Булгаков – захотел. Да что говорить о Булгакове, если Мандельштам, “усыхающий довесок прежде вынутых хлебов”, человек, осознавший себя изгоем и обретший новую гордость в этом осознании, – в тридцать седьмом, после всех “Воронежских тетрадей”, все-таки написал “Оду”? И дело не в тотальной пропаганде, влиянию которой художник как самая чуткая мембрана особенно подвержен, – дело в твердой убежденности: Россия идет единственно верным путем, ей так и надо, она так и хочет… Положа руку на сердце – многие и сегодня думают так, и далеко не только прохановцы, скорей уж так называемые либеральные диктаторы…

И Булгаков написал “Батум”. И поехал собирать материалы для постановки – на родину героя. И с полдороги его вернули телеграммой. Это его подкосило. Он понял, что с ним играли.

Я, кстати, и до сих пор не уверен – играл ли с ним Сталин или он в самом деле рассчитывал получить хорошую пьесу о хорошем себе? Но логика судьбы Мандельштама, из которого выколотили-таки “Оду” и “Сталина имя громовое”, подсказывает, что тиран – как все тираны – алкал сопротивления, пробовал его на зуб. Если уж такой умный, тонкий и сильный человек, как Булгаков, не устоял, – стало быть, можно все.

Так и прервалось то, что Булгакову казалось мистической связью, а Сталину – окончательной пробой на собственное всемогущество. Оба все поняли и расстались. Но роман был уже написан.

Вот почему Булгаков до последнего дня правил и переписывал его, был недоволен им, не считал его законченным. “Ваш роман прочитали – и сказали только, что он не окончен”.

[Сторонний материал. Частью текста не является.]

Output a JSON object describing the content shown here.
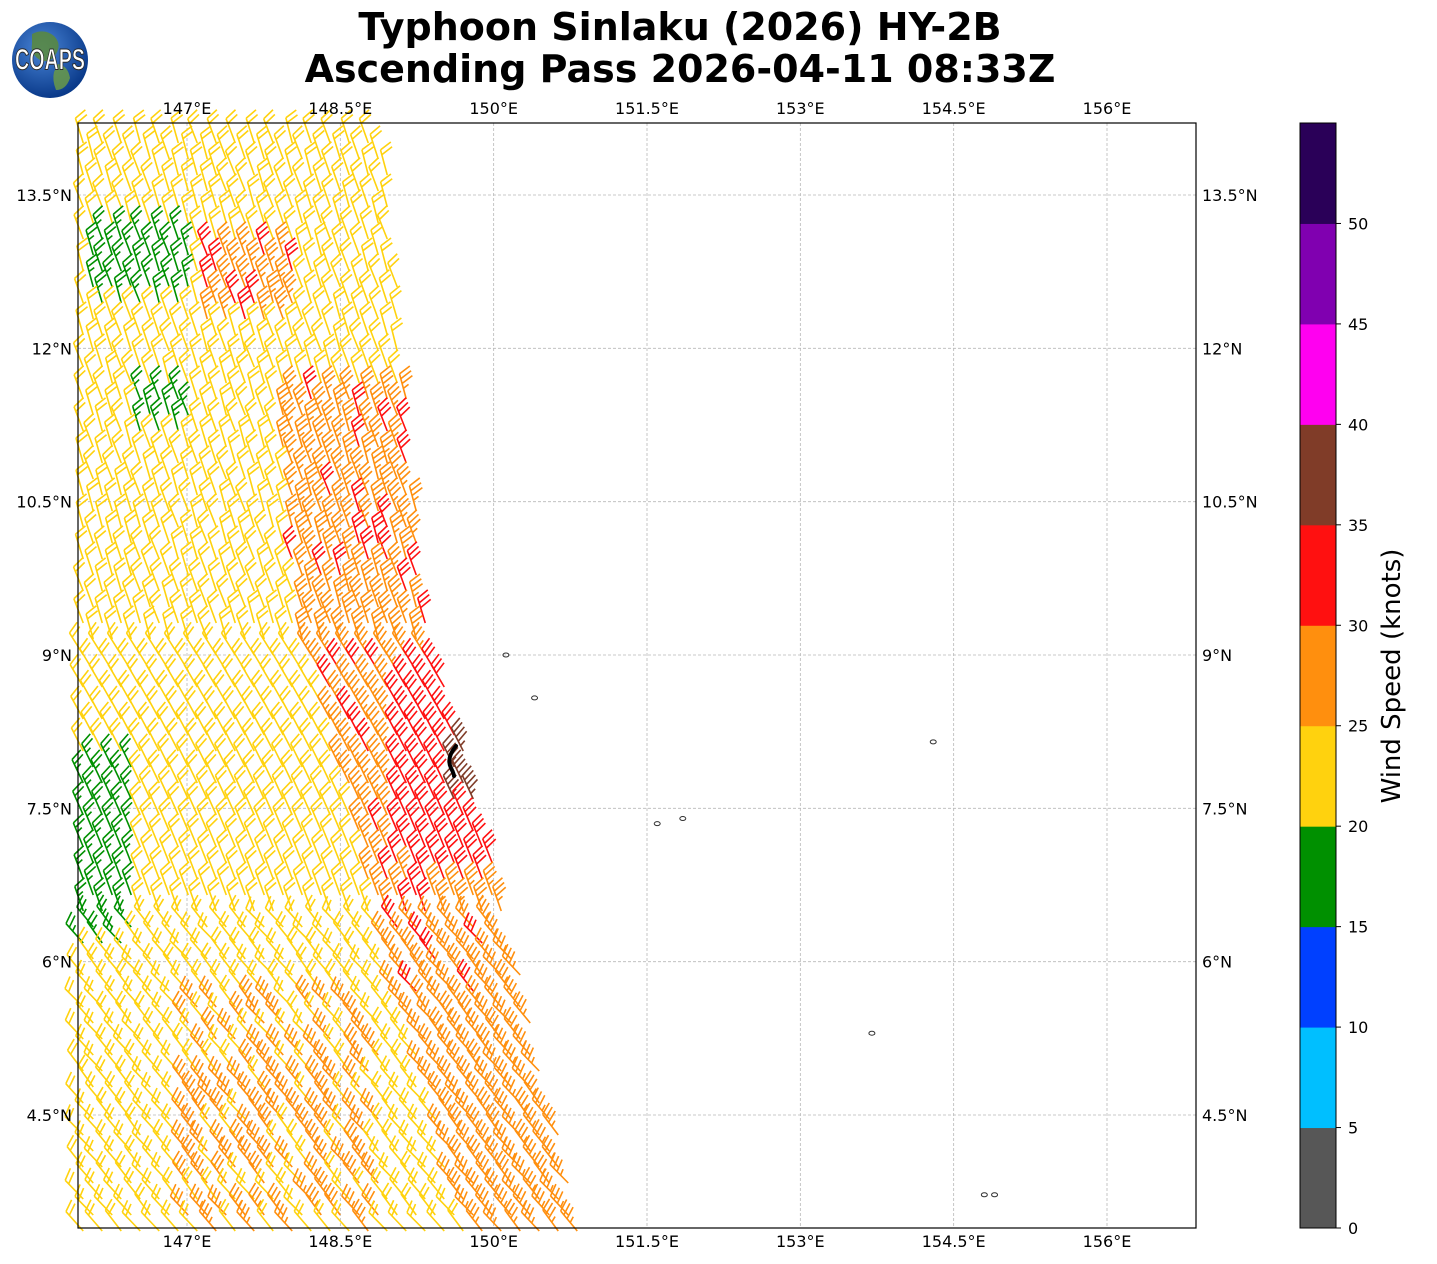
{
  "header": {
    "title_line_1": "Typhoon Sinlaku (2026) HY-2B",
    "title_line_2": "Ascending Pass 2026-04-11 08:33Z"
  },
  "logo": {
    "text": "COAPS"
  },
  "map": {
    "lon_range": [
      146.0,
      157.0
    ],
    "lat_range": [
      3.3,
      14.2
    ],
    "lon_ticks": [
      {
        "value": 147.0,
        "label": "147°E"
      },
      {
        "value": 148.5,
        "label": "148.5°E"
      },
      {
        "value": 150.0,
        "label": "150°E"
      },
      {
        "value": 151.5,
        "label": "151.5°E"
      },
      {
        "value": 153.0,
        "label": "153°E"
      },
      {
        "value": 154.5,
        "label": "154.5°E"
      },
      {
        "value": 156.0,
        "label": "156°E"
      }
    ],
    "lat_ticks": [
      {
        "value": 13.5,
        "label": "13.5°N"
      },
      {
        "value": 12.0,
        "label": "12°N"
      },
      {
        "value": 10.5,
        "label": "10.5°N"
      },
      {
        "value": 9.0,
        "label": "9°N"
      },
      {
        "value": 7.5,
        "label": "7.5°N"
      },
      {
        "value": 6.0,
        "label": "6°N"
      },
      {
        "value": 4.5,
        "label": "4.5°N"
      }
    ],
    "gridlines": true,
    "storm_center_color": "#000000",
    "islands": [
      {
        "lon": 150.12,
        "lat": 9.0
      },
      {
        "lon": 150.4,
        "lat": 8.58
      },
      {
        "lon": 151.6,
        "lat": 7.35
      },
      {
        "lon": 151.85,
        "lat": 7.4
      },
      {
        "lon": 154.3,
        "lat": 8.15
      },
      {
        "lon": 153.7,
        "lat": 5.3
      },
      {
        "lon": 154.8,
        "lat": 3.72
      },
      {
        "lon": 154.9,
        "lat": 3.72
      }
    ]
  },
  "colorbar": {
    "title": "Wind Speed (knots)",
    "bins": [
      {
        "min": 0,
        "max": 5,
        "color": "#575757"
      },
      {
        "min": 5,
        "max": 10,
        "color": "#00bfff"
      },
      {
        "min": 10,
        "max": 15,
        "color": "#0040ff"
      },
      {
        "min": 15,
        "max": 20,
        "color": "#009000"
      },
      {
        "min": 20,
        "max": 25,
        "color": "#ffd20e"
      },
      {
        "min": 25,
        "max": 30,
        "color": "#ff8f0e"
      },
      {
        "min": 30,
        "max": 35,
        "color": "#ff1010"
      },
      {
        "min": 35,
        "max": 40,
        "color": "#803c28"
      },
      {
        "min": 40,
        "max": 45,
        "color": "#ff00f0"
      },
      {
        "min": 45,
        "max": 50,
        "color": "#8000b0"
      },
      {
        "min": 50,
        "max": 55,
        "color": "#2a0058"
      }
    ],
    "tick_labels": [
      "0",
      "5",
      "10",
      "15",
      "20",
      "25",
      "30",
      "35",
      "40",
      "45",
      "50"
    ]
  }
}
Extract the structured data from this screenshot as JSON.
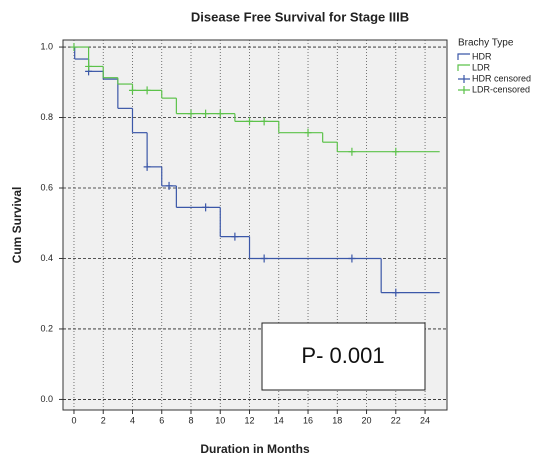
{
  "chart_data": {
    "type": "step",
    "title": "Disease Free Survival for Stage IIIB",
    "x_label": "Duration in Months",
    "y_label": "Cum Survival",
    "legend_title": "Brachy Type",
    "legend_position": "right",
    "annotation": "P- 0.001",
    "grid": true,
    "xlim": [
      -0.75,
      25.5
    ],
    "ylim": [
      -0.03,
      1.02
    ],
    "xticks": [
      0,
      2,
      4,
      6,
      8,
      10,
      12,
      14,
      16,
      18,
      20,
      22,
      24
    ],
    "yticks": [
      {
        "value": 0,
        "label": "0.0"
      },
      0.2,
      0.4,
      0.6,
      0.8,
      {
        "value": 1,
        "label": "1.0"
      }
    ],
    "series": [
      {
        "name": "HDR",
        "color": "#3b57a8",
        "x": [
          0,
          0.05,
          1,
          2,
          3,
          4,
          5,
          6,
          7,
          10,
          12,
          21,
          25
        ],
        "values": [
          1.0,
          0.966,
          0.931,
          0.909,
          0.826,
          0.757,
          0.66,
          0.606,
          0.545,
          0.462,
          0.4,
          0.303,
          0.303
        ]
      },
      {
        "name": "LDR",
        "color": "#5cc24a",
        "x": [
          0,
          1,
          2,
          3,
          4,
          6,
          7,
          11,
          14,
          17,
          18,
          25
        ],
        "values": [
          1.0,
          0.945,
          0.913,
          0.895,
          0.877,
          0.855,
          0.811,
          0.789,
          0.757,
          0.73,
          0.703,
          0.703
        ]
      },
      {
        "name": "HDR censored",
        "color": "#3b57a8",
        "censored": true,
        "x": [
          1,
          5,
          6.5,
          9,
          11,
          13,
          19,
          22
        ],
        "values": [
          0.931,
          0.66,
          0.606,
          0.545,
          0.462,
          0.4,
          0.4,
          0.303
        ]
      },
      {
        "name": "LDR-censored",
        "color": "#5cc24a",
        "censored": true,
        "x": [
          0,
          1,
          4,
          5,
          8,
          9,
          10,
          12,
          13,
          16,
          19,
          22
        ],
        "values": [
          1.0,
          0.945,
          0.877,
          0.877,
          0.811,
          0.811,
          0.811,
          0.789,
          0.789,
          0.757,
          0.703,
          0.703
        ]
      }
    ]
  }
}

В жизни все было окончено, и окончено так, как надо. В жизни – Булгаков понял все.

В романе сохранилось одно из самых опасных заблуждений человечества, и точнее прочих написал о нем блистательный исследователь Булгакова, недавно скончавшийся Александр Исаакович Мирер. В его книге “Евангелие Михаила Булгакова”, вышедшей сначала в США (и лишь недавно опубликованной у нас), содержится догадка – основательно подтвержденная на уровне текстуальном, – что Булгаков всегда симпатизировал тайной власти, тайной силе, оберегающей художника… иногда, если угодно, и тайной полиции – посмотрите на Афрания… И главная догадка Мирера – так точно понять писателя способен только другой писатель: Булгаков разъял реального Христа на Иешуа и… ну да, на Пилата. Иешуа получил кротость и смелость, Пилат – силу и власть.

Это, конечно, смелый вывод. Но похоже, что так оно и есть. Булгаков самым искренним образом верил в полезное зло – и боюсь, что некий метафизический перелом случился с ним именно в конце двадцатых, после неудачной попытки самоубийства. Возможно, ему была предложена определенная сделка – разумеется, говорю не о политике и вообще не о человеческих делах. Возможно, условием этой сделки было личное счастье (тут же на него обрушившееся), умеренное благосостояние и творческая состоятельность. Возможно, результатом этой сделки был и роман. Возможно – и даже скорее всего, – что Булгаков эту сделку расторг и это стоило ему жизни.

Вот о чем, если уж писать мистический роман, стоило бы написать большую прозу; и думаю, что Булгаков уже написал ее, и даже – что Мирер уже прочитал.